= Echo Sonata for Two Unfriendly Groups of Instruments =

Composition by P.D.Q. Bach

The Echo Sonata for Two Unfriendly Groups of Instruments is a satirical instrumental work written by Peter Schickele under the pseudonym of P.D.Q. Bach, whom Schickele studies as a "scholar".

==Performance==
The piece is a sextet intended in the baroque style, the two unfriendly groups of instruments being the three woodwinds—flute, oboe and bassoon—and the three brass—trumpet, french horn and trombone. The basic premise is that the woodwinds play the piece straightforwardly, while the brass instruments (who don't like the woodwinds and/or the conductor) do everything possible to pervert the work, including playing their echo atonally/arhythmically, playing in a carnival or ragtime style, ignoring their cue (even when repeated) and then playing "nanny nanny boo-boo" over the subsequent woodwind line, and dramatic ritardando and rallentando marks that cover the other group's parts. This understandably frustrates the woodwinds and the conductor. At the breaking point, the conductor and/or woodwind group pull out guns and point them at the brass section, whose broad, obnoxiously loud line trails off. The woodwinds play their final line, and the brass finally cooperate... until they refuse to play their final note, which is completed by the woodwinds.

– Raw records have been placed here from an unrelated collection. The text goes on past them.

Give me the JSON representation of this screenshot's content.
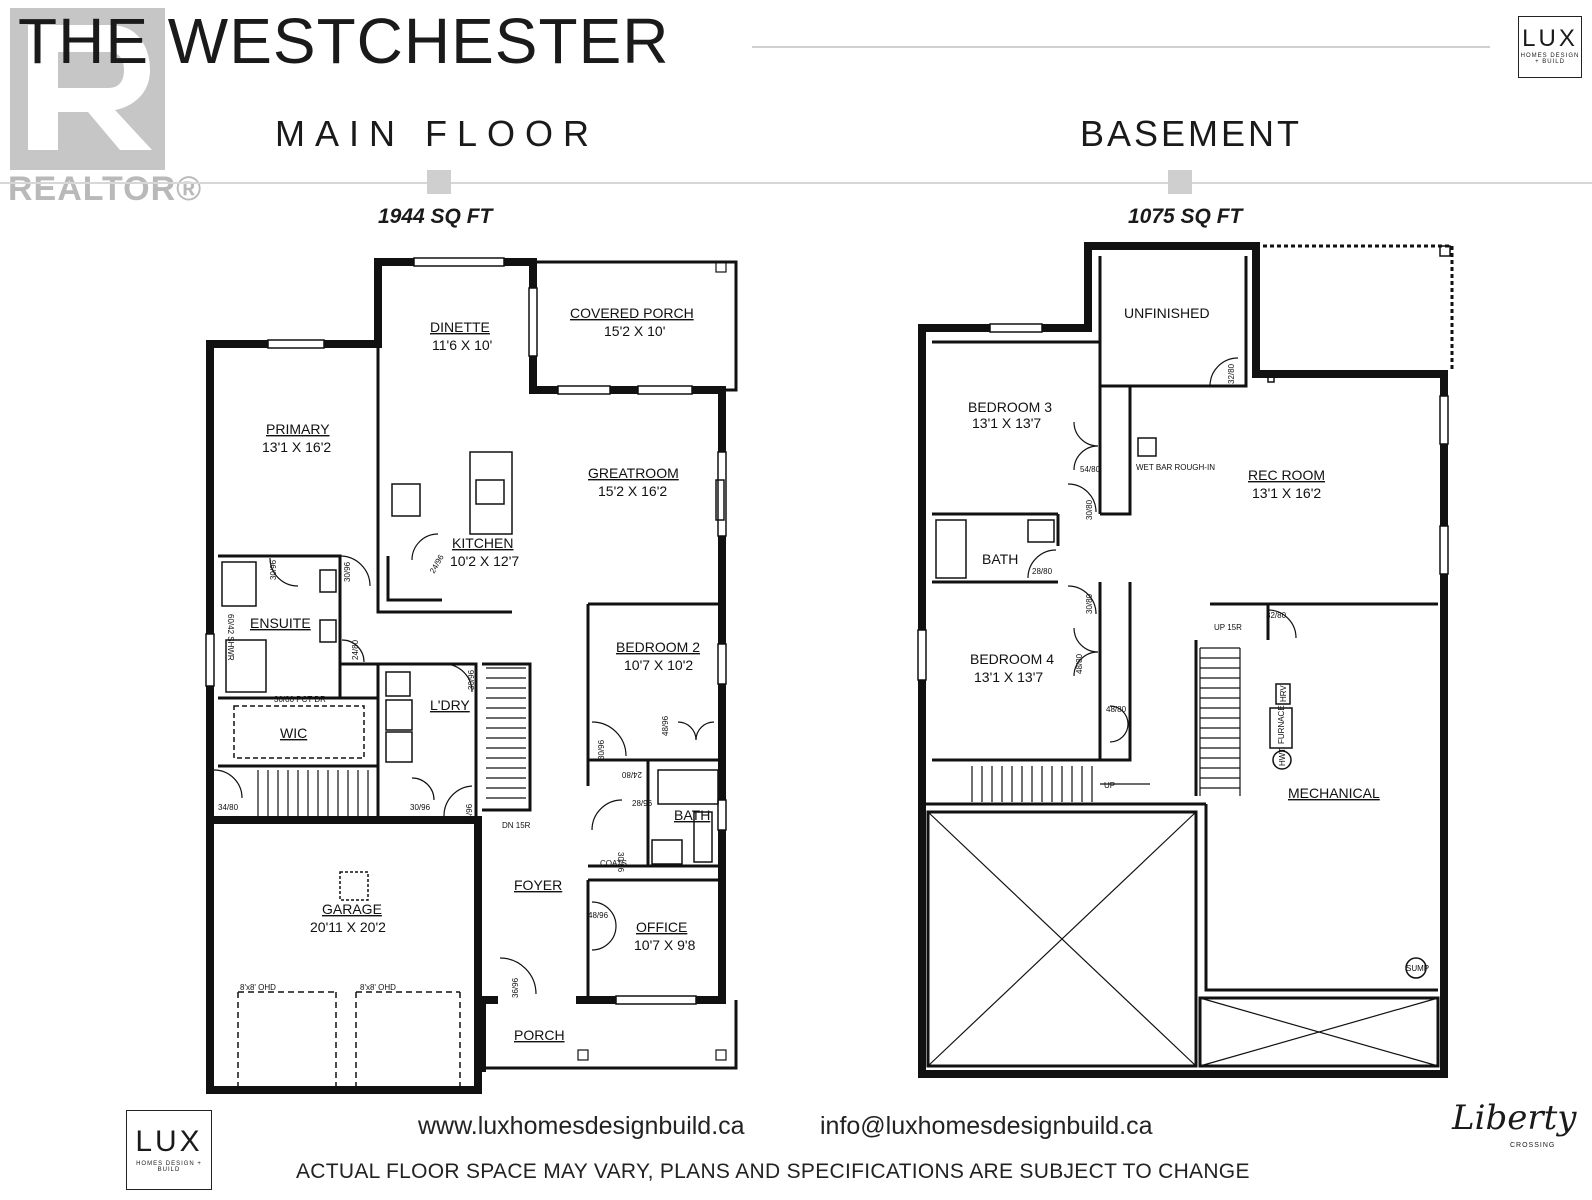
{
  "title": "THE WESTCHESTER",
  "lux_logo": {
    "name": "LUX",
    "tagline": "HOMES DESIGN + BUILD"
  },
  "realtor_watermark": "REALTOR®",
  "main_floor": {
    "heading": "MAIN FLOOR",
    "sqft": "1944 SQ FT",
    "rooms": [
      {
        "name": "DINETTE",
        "dims": "11'6 X 10'"
      },
      {
        "name": "COVERED PORCH",
        "dims": "15'2 X 10'"
      },
      {
        "name": "PRIMARY",
        "dims": "13'1 X 16'2"
      },
      {
        "name": "GREATROOM",
        "dims": "15'2 X 16'2"
      },
      {
        "name": "KITCHEN",
        "dims": "10'2 X 12'7"
      },
      {
        "name": "ENSUITE",
        "dims": ""
      },
      {
        "name": "BEDROOM 2",
        "dims": "10'7 X 10'2"
      },
      {
        "name": "L'DRY",
        "dims": ""
      },
      {
        "name": "WIC",
        "dims": ""
      },
      {
        "name": "BATH",
        "dims": ""
      },
      {
        "name": "GARAGE",
        "dims": "20'11 X 20'2"
      },
      {
        "name": "FOYER",
        "dims": ""
      },
      {
        "name": "OFFICE",
        "dims": "10'7 X 9'8"
      },
      {
        "name": "PORCH",
        "dims": ""
      }
    ],
    "annotations": [
      "30/96",
      "60/42 SHWR",
      "24/80",
      "30/80 PCT DR",
      "30/96",
      "48/96",
      "30/96",
      "24/80",
      "28/96",
      "COATS",
      "30/96",
      "34/80",
      "30/96",
      "34/96",
      "DN 15R",
      "48/96",
      "36/96",
      "8'x8' OHD",
      "8'x8' OHD",
      "24/96",
      "30/96"
    ]
  },
  "basement": {
    "heading": "BASEMENT",
    "sqft": "1075 SQ FT",
    "rooms": [
      {
        "name": "UNFINISHED",
        "dims": ""
      },
      {
        "name": "BEDROOM 3",
        "dims": "13'1 X 13'7"
      },
      {
        "name": "REC ROOM",
        "dims": "13'1 X 16'2"
      },
      {
        "name": "BATH",
        "dims": ""
      },
      {
        "name": "BEDROOM 4",
        "dims": "13'1 X 13'7"
      },
      {
        "name": "MECHANICAL",
        "dims": ""
      }
    ],
    "annotations": [
      "32/80",
      "54/80",
      "30/80",
      "WET BAR ROUGH-IN",
      "28/80",
      "30/80",
      "32/80",
      "UP 15R",
      "48/80",
      "48/80",
      "UP",
      "SUMP",
      "HRV",
      "FURNACE",
      "HWT"
    ]
  },
  "website": "www.luxhomesdesignbuild.ca",
  "email": "info@luxhomesdesignbuild.ca",
  "disclaimer": "ACTUAL FLOOR SPACE MAY VARY, PLANS AND SPECIFICATIONS ARE SUBJECT TO CHANGE",
  "community_logo": {
    "name": "Liberty",
    "sub": "CROSSING"
  }
}
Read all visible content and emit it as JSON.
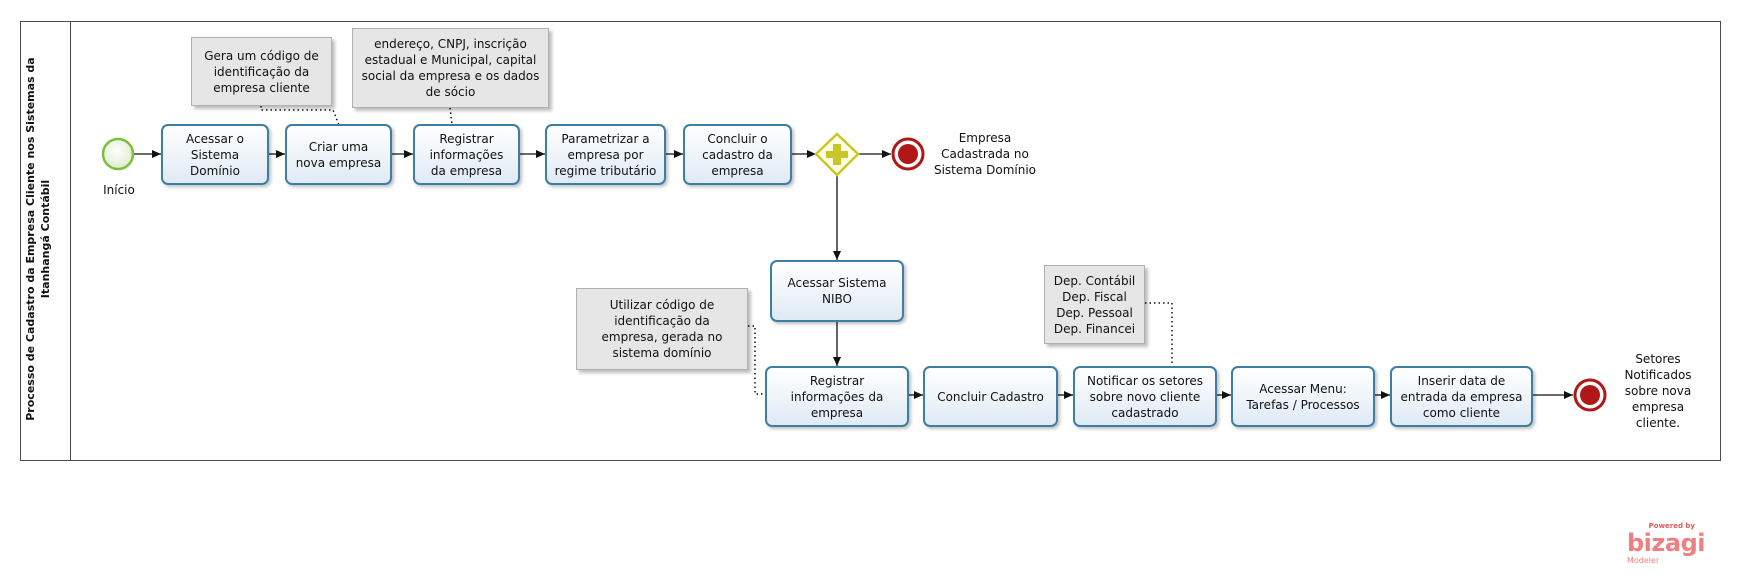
{
  "pool": {
    "lane_title": "Processo de Cadastro da Empresa Cliente nos Sistemas da Itanhangá Contábil"
  },
  "start_label": "Início",
  "tasks": {
    "acessar_dominio": "Acessar o\nSistema\nDomínio",
    "criar_empresa": "Criar uma\nnova empresa",
    "registrar_info_1": "Registrar\ninformações\nda empresa",
    "parametrizar": "Parametrizar a\nempresa por\nregime tributário",
    "concluir_cadastro_1": "Concluir o\ncadastro da\nempresa",
    "acessar_nibo": "Acessar Sistema\nNIBO",
    "registrar_info_2": "Registrar\ninformações da\nempresa",
    "concluir_cadastro_2": "Concluir Cadastro",
    "notificar": "Notificar os setores\nsobre novo cliente\ncadastrado",
    "acessar_menu": "Acessar Menu:\nTarefas / Processos",
    "inserir_data": "Inserir data de\nentrada da empresa\ncomo cliente"
  },
  "notes": {
    "codigo": "Gera um código de\nidentificação da\nempresa cliente",
    "endereco": "endereço, CNPJ, inscrição\nestadual e Municipal, capital\nsocial da empresa e os dados\nde sócio",
    "utilizar": "Utilizar código de\nidentificação da\nempresa, gerada no\nsistema domínio",
    "departamentos": "Dep. Contábil\nDep. Fiscal\nDep. Pessoal\nDep. Financei"
  },
  "end_labels": {
    "end_1": "Empresa\nCadastrada no\nSistema Domínio",
    "end_2": "Setores\nNotificados\nsobre nova\nempresa\ncliente."
  },
  "branding": {
    "powered": "Powered by",
    "brand": "bizagi",
    "product": "Modeler"
  },
  "colors": {
    "task_border": "#3c7ea4",
    "start_event": "#7bbf3a",
    "end_event": "#b01818",
    "gateway": "#c9c62a"
  }
}
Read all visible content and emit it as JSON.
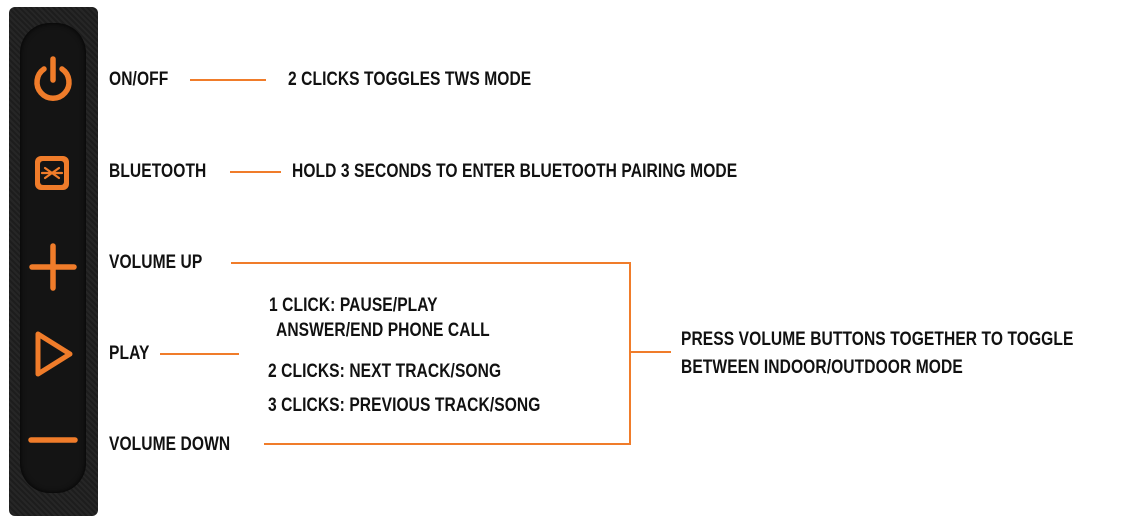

The piece was one of those performed at a tribute Concert in New York a year after Peter Schickele's death.

==Recordings==
The piece appears in two albums, Report From Hoople: P. D. Q. Bach On The Air and Portrait of PDQ Bach. In the former, the presentation of the piece is itself satirical in nature with the piece (recorded on tape) being played too slow, then too fast, and even backwards (Schickele quips while attempting to fix the problem, "This is a heck of a way to start a morning, isn't it?") before the machine playing the tape explodes. The second later album features the piece in its entirety (though the recorded introduction to the piece still pokes fun at the recording and editing process).